The 45s: new Colts on the block


The 45s

The 45s (from Carlisle, England), are superficially indistinguishable from The Strypes (from Cavan, Ireland); each band features four mid-teen mop-tops in Mod togs, with extraordinary musical ability for their age, and a repertoire of fast, old school R&B. The Strypes appear to be having it off internationally, with US dates and a feature in Rolling Stone, due in part to management muscle, but The 45s also benefit from some professionally astute, caring guardians and should soon break out.

Military clobber, unseen for decades

But ‘it’s not a competition’. Or is it? Since the dawn of rock, the media has pitched one set of fans against another. 50 years ago it was Beatles v Stones. 10 years later, there was the Sweet/Slade divide. The Sex Pistols and the Clash could have ignited a bloody war if either side had realised their true potential. Then, in the 1980s, we had the Duran Duran/Spandau Ballet debate (ooh, get you). And for all we know, similar fan feuds occurred in the nineties and the noughties.

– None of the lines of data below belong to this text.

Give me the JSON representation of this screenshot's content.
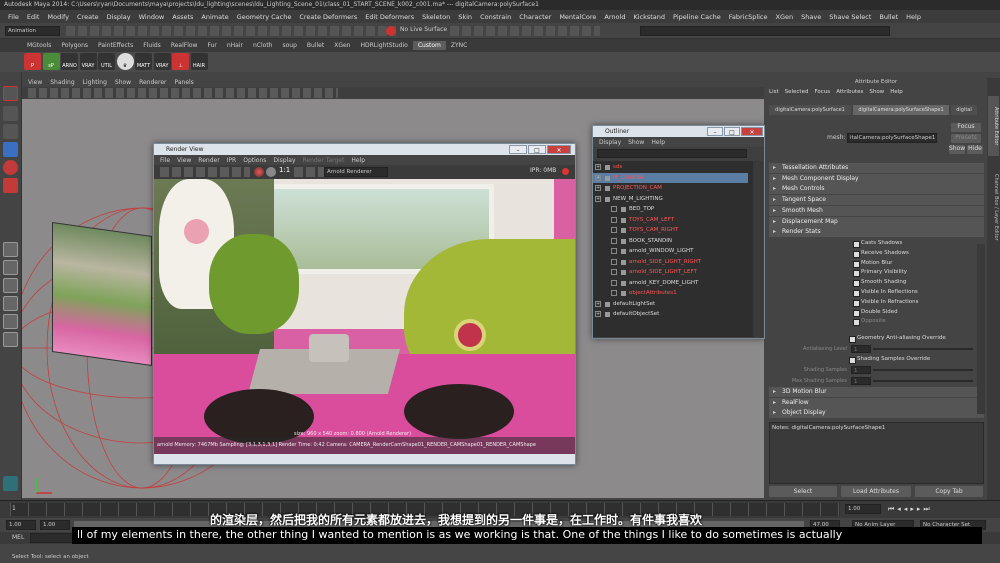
{
  "window": {
    "title": "Autodesk Maya 2014: C:\\Users\\ryan\\Documents\\maya\\projects\\ldu_lighting\\scenes\\ldu_Lighting_Scene_01\\class_01_START_SCENE_k002_c001.ma*  ---  digitalCamera:polySurface1"
  },
  "menubar": [
    "File",
    "Edit",
    "Modify",
    "Create",
    "Display",
    "Window",
    "Assets",
    "Animate",
    "Geometry Cache",
    "Create Deformers",
    "Edit Deformers",
    "Skeleton",
    "Skin",
    "Constrain",
    "Character",
    "MentalCore",
    "Arnold",
    "Kickstand",
    "Pipeline Cache",
    "FabricSplice",
    "XGen",
    "Shave",
    "Shave Select",
    "Bullet",
    "Help"
  ],
  "statusline": {
    "mode": "Animation",
    "live_surface": "No Live Surface"
  },
  "shelf_tabs": {
    "items": [
      "MGtools",
      "Polygons",
      "PaintEffects",
      "Fluids",
      "RealFlow",
      "Fur",
      "nHair",
      "nCloth",
      "soup",
      "Bullet",
      "XGen",
      "HDRLightStudio",
      "Custom",
      "ZYNC"
    ],
    "active": "Custom"
  },
  "shelf_buttons": [
    "P",
    "sP",
    "ARNO",
    "VRAY",
    "UTIL",
    "♛",
    "MATT",
    "VRAY",
    "⊥",
    "HAIR"
  ],
  "viewport": {
    "menu": [
      "View",
      "Shading",
      "Lighting",
      "Show",
      "Renderer",
      "Panels"
    ]
  },
  "render_view": {
    "title": "Render View",
    "menu": [
      "File",
      "View",
      "Render",
      "IPR",
      "Options",
      "Display",
      "Render Target",
      "Help"
    ],
    "ratio": "1:1",
    "renderer": "Arnold Renderer",
    "ipr": "IPR: 0MB",
    "overlay_line1": "size: 960 x 540  zoom: 0.800     (Arnold Renderer)",
    "overlay_line2": "arnold  Memory: 7467Mb   Sampling: [3,1,3,1,3,1]   Render Time: 0:42   Camera: CAMERA_RenderCamShape01_RENDER_CAMShape01_RENDER_CAMShape"
  },
  "outliner": {
    "title": "Outliner",
    "menu": [
      "Display",
      "Show",
      "Help"
    ],
    "items": [
      {
        "label": "sds",
        "color": "#ff5555",
        "indent": 0
      },
      {
        "label": "M_CAMERA",
        "color": "#ff5555",
        "indent": 0,
        "selected": true
      },
      {
        "label": "PROJECTION_CAM",
        "color": "#ff5555",
        "indent": 0
      },
      {
        "label": "NEW_M_LIGHTING",
        "color": "#dddddd",
        "indent": 0
      },
      {
        "label": "BED_TOP",
        "color": "#dddddd",
        "indent": 1
      },
      {
        "label": "TOYS_CAM_LEFT",
        "color": "#ff5555",
        "indent": 1
      },
      {
        "label": "TOYS_CAM_RIGHT",
        "color": "#ff5555",
        "indent": 1
      },
      {
        "label": "BOOK_STANDIN",
        "color": "#dddddd",
        "indent": 1
      },
      {
        "label": "arnold_WINDOW_LIGHT",
        "color": "#dddddd",
        "indent": 1
      },
      {
        "label": "arnold_SIDE_LIGHT_RIGHT",
        "color": "#ff5555",
        "indent": 1
      },
      {
        "label": "arnold_SIDE_LIGHT_LEFT",
        "color": "#ff5555",
        "indent": 1
      },
      {
        "label": "arnold_KEY_DOME_LIGHT",
        "color": "#dddddd",
        "indent": 1
      },
      {
        "label": "objectAttributes1",
        "color": "#ff5555",
        "indent": 1
      },
      {
        "label": "defaultLightSet",
        "color": "#dddddd",
        "indent": 0
      },
      {
        "label": "defaultObjectSet",
        "color": "#dddddd",
        "indent": 0
      }
    ]
  },
  "attribute_editor": {
    "title": "Attribute Editor",
    "menu": [
      "List",
      "Selected",
      "Focus",
      "Attributes",
      "Show",
      "Help"
    ],
    "tabs": [
      "digitalCamera:polySurface1",
      "digitalCamera:polySurfaceShape1",
      "digital"
    ],
    "mesh_label": "mesh:",
    "mesh_value": "italCamera:polySurfaceShape1",
    "buttons": {
      "focus": "Focus",
      "presets": "Presets",
      "show": "Show",
      "hide": "Hide"
    },
    "sections": [
      "Tessellation Attributes",
      "Mesh Component Display",
      "Mesh Controls",
      "Tangent Space",
      "Smooth Mesh",
      "Displacement Map",
      "Render Stats"
    ],
    "render_stats": [
      "Casts Shadows",
      "Receive Shadows",
      "Motion Blur",
      "Primary Visibility",
      "Smooth Shading",
      "Visible In Reflections",
      "Visible In Refractions",
      "Double Sided",
      "Opposite"
    ],
    "geom_aa": "Geometry Anti-aliasing Override",
    "aa_level": "Antialiasing Level",
    "aa_level_value": "1",
    "shading_override": "Shading Samples Override",
    "shading_samples": "Shading Samples",
    "shading_samples_value": "1",
    "max_shading_samples": "Max Shading Samples",
    "max_shading_samples_value": "1",
    "sections2": [
      "3D Motion Blur",
      "RealFlow",
      "Object Display"
    ],
    "notes": "Notes: digitalCamera:polySurfaceShape1",
    "footer": [
      "Select",
      "Load Attributes",
      "Copy Tab"
    ],
    "side_tabs": [
      "Attribute Editor",
      "Channel Box / Layer Editor"
    ]
  },
  "timeline": {
    "start": "1",
    "current_left": "1.00",
    "current_right": "1.00",
    "mark": "1.00"
  },
  "range": {
    "start": "1.00",
    "start2": "1.00",
    "end": "47.00",
    "anim_layer": "No Anim Layer",
    "char_set": "No Character Set"
  },
  "command_line": {
    "label": "MEL"
  },
  "help_line": "Select Tool: select an object",
  "subtitles": {
    "zh": "的渲染层，然后把我的所有元素都放进去，我想提到的另一件事是，在工作时。有件事我喜欢",
    "en": "ll of my elements in there, the other thing I wanted to mention is as we working is that. One of the things I like to do sometimes is actually"
  }
}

The 45s are 'Wilko Johnson's favourite band'. click this link: Wilko Johnson likes The 45s

But what every aspiring band really needs, if it is to realise its dreams - and this was fundamentally understood by Andrew Loog Oldham; Tony Secunda; Chas Chandler; Jake Riviera, Malcolm MacLaren; Bernie Rhodes; Simon Napier-Bell, and possibly Gareth (Stone Roses) Evans – is a SCENE, as in a whole one going. And there just might be a scene building for The 45s.

Click this link to see The 45s' It Ain't Over

Anyway, The 45s were off the road recently, apparently ‘revising for their school exams’. But whether or not they'll get the grades, they’ve certainly done their homework. Clearly raised on records, they have absorbed the sounds of their mums’ and dads’ (or possibly grandparents’) vinyl collections, which are rooted in 1960s white boy blues and mid-seventies pub pop power punk, with strains of the Small Faces, Dr Feelgood, The Jam and the stars of Stiff coming through. The Strypes cover Nick Lowe’s ‘Heart of the City’ and The 45s ‘kill’ the Hot Rods’ ‘Teenage Depression’. Both bands deliver incendiary versions of Jesse Hill’s ‘Ooh Pooh Pa Doo.’

45s / Strypes summit, photo courtesy of Dean Kennedy

There are a million teenagers out there who’ve never heard or seen this stuff, but it’s tempting to imagine they are the new young audience, just about ready to rock.